Preliminary data have demonstrated satisfactory outcomes when recipients are treated with antiviral therapy, with or without HBIG prophylaxis. Delman et al. found that among fifty-six kidney transplant recipients of HBV NAT-positive donors, nine (16.7%) developed de novo HBV infection and active viremia [
67]. All nine patients achieved HBsAg clearance after NA therapy with ETV and none developed any HBV-related complications. Graft and recipient survival rates were excellent, suggesting that effective antiviral therapy can mitigate the risks associated with HBV-positive allografts. Tuncer et al. observed no cases of de novo HBV infection among 35 HBV-immune recipients of kidneys from HBsAg-positive and HBV DNA-negative living donors [
76]. Of interest, neither HBIG nor NA was used prophylactically for the patients in this study. These findings suggest that natural HBV immunity may mitigate the risk of DNH in such cases. Finally, Yin et al. reported on 105 recipients of kidneys from HBsAg-positive, HBeAg-positive, and HBV DNA-positive donors [
74]. Outcomes were compared with those of recipients of kidneys from HBsAg-negative/anti-HBc-positive donors, and graft and survival rates were found to be similar. Four (3.8%) recipients developed an HBsAg-positive de novo infection; all four patients had subsequent conversion to HBsAg-negative status following NA therapy. There is limited data on thoracic organ transplantation involving HBsAg-positive donors, but satisfactory outcomes have also been reported. In a meta-analysis by Yost et al. of heart transplant recipients, 1 of 11 recipients of HBsAg-positive donors developed de novo HBV infection post-transplant, which was managed with lamivudine.

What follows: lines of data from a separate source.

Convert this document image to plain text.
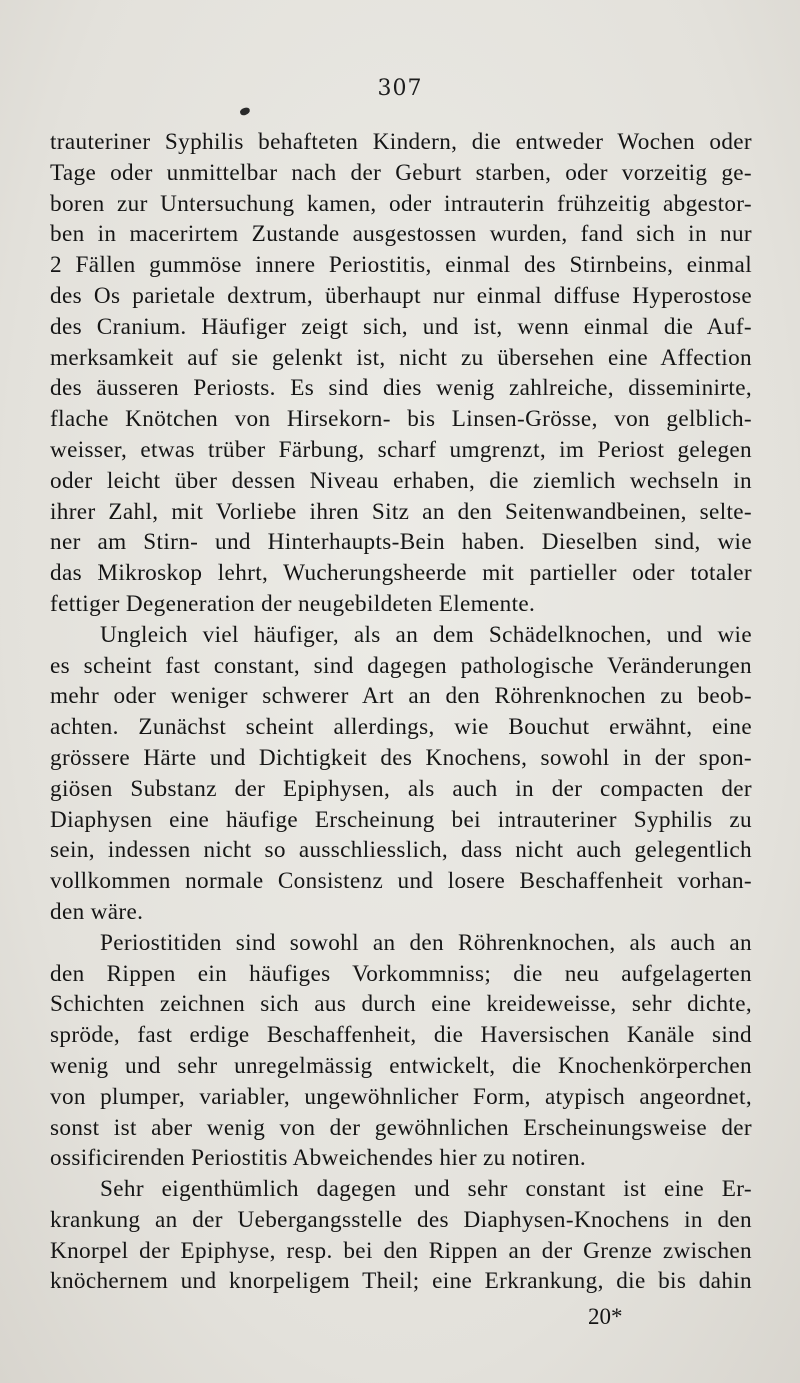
307
trauteriner Syphilis behafteten Kindern, die entweder Wochen oder
Tage oder unmittelbar nach der Geburt starben, oder vorzeitig ge-
boren zur Untersuchung kamen, oder intrauterin frühzeitig abgestor-
ben in macerirtem Zustande ausgestossen wurden, fand sich in nur
2 Fällen gummöse innere Periostitis, einmal des Stirnbeins, einmal
des Os parietale dextrum, überhaupt nur einmal diffuse Hyperostose
des Cranium. Häufiger zeigt sich, und ist, wenn einmal die Auf-
merksamkeit auf sie gelenkt ist, nicht zu übersehen eine Affection
des äusseren Periosts. Es sind dies wenig zahlreiche, disseminirte,
flache Knötchen von Hirsekorn- bis Linsen-Grösse, von gelblich-
weisser, etwas trüber Färbung, scharf umgrenzt, im Periost gelegen
oder leicht über dessen Niveau erhaben, die ziemlich wechseln in
ihrer Zahl, mit Vorliebe ihren Sitz an den Seitenwandbeinen, selte-
ner am Stirn- und Hinterhaupts-Bein haben. Dieselben sind, wie
das Mikroskop lehrt, Wucherungsheerde mit partieller oder totaler
fettiger Degeneration der neugebildeten Elemente.
Ungleich viel häufiger, als an dem Schädelknochen, und wie
es scheint fast constant, sind dagegen pathologische Veränderungen
mehr oder weniger schwerer Art an den Röhrenknochen zu beob-
achten. Zunächst scheint allerdings, wie Bouchut erwähnt, eine
grössere Härte und Dichtigkeit des Knochens, sowohl in der spon-
giösen Substanz der Epiphysen, als auch in der compacten der
Diaphysen eine häufige Erscheinung bei intrauteriner Syphilis zu
sein, indessen nicht so ausschliesslich, dass nicht auch gelegentlich
vollkommen normale Consistenz und losere Beschaffenheit vorhan-
den wäre.
Periostitiden sind sowohl an den Röhrenknochen, als auch an
den Rippen ein häufiges Vorkommniss; die neu aufgelagerten
Schichten zeichnen sich aus durch eine kreideweisse, sehr dichte,
spröde, fast erdige Beschaffenheit, die Haversischen Kanäle sind
wenig und sehr unregelmässig entwickelt, die Knochenkörperchen
von plumper, variabler, ungewöhnlicher Form, atypisch angeordnet,
sonst ist aber wenig von der gewöhnlichen Erscheinungsweise der
ossificirenden Periostitis Abweichendes hier zu notiren.
Sehr eigenthümlich dagegen und sehr constant ist eine Er-
krankung an der Uebergangsstelle des Diaphysen-Knochens in den
Knorpel der Epiphyse, resp. bei den Rippen an der Grenze zwischen
knöchernem und knorpeligem Theil; eine Erkrankung, die bis dahin
20*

The optimal management of recipients of HBsAg-positive donors is unknown, but the risk of de novo HBV infection likely exceeds that of nonhepatic, SOT recipients of anti-HBc-positive allografts, and the prophylactic strategy should be tailored accordingly [
54,
55]. Prophylactic NA therapy (combined with HBIG therapy for non-immune recipients) should be considered for all nonhepatic SOT recipients. Routine laboratory monitoring should include assessments of HBsAg and HBV DNA, and liver function tests should be considered at least every three months to detect any signs of HBV transmission.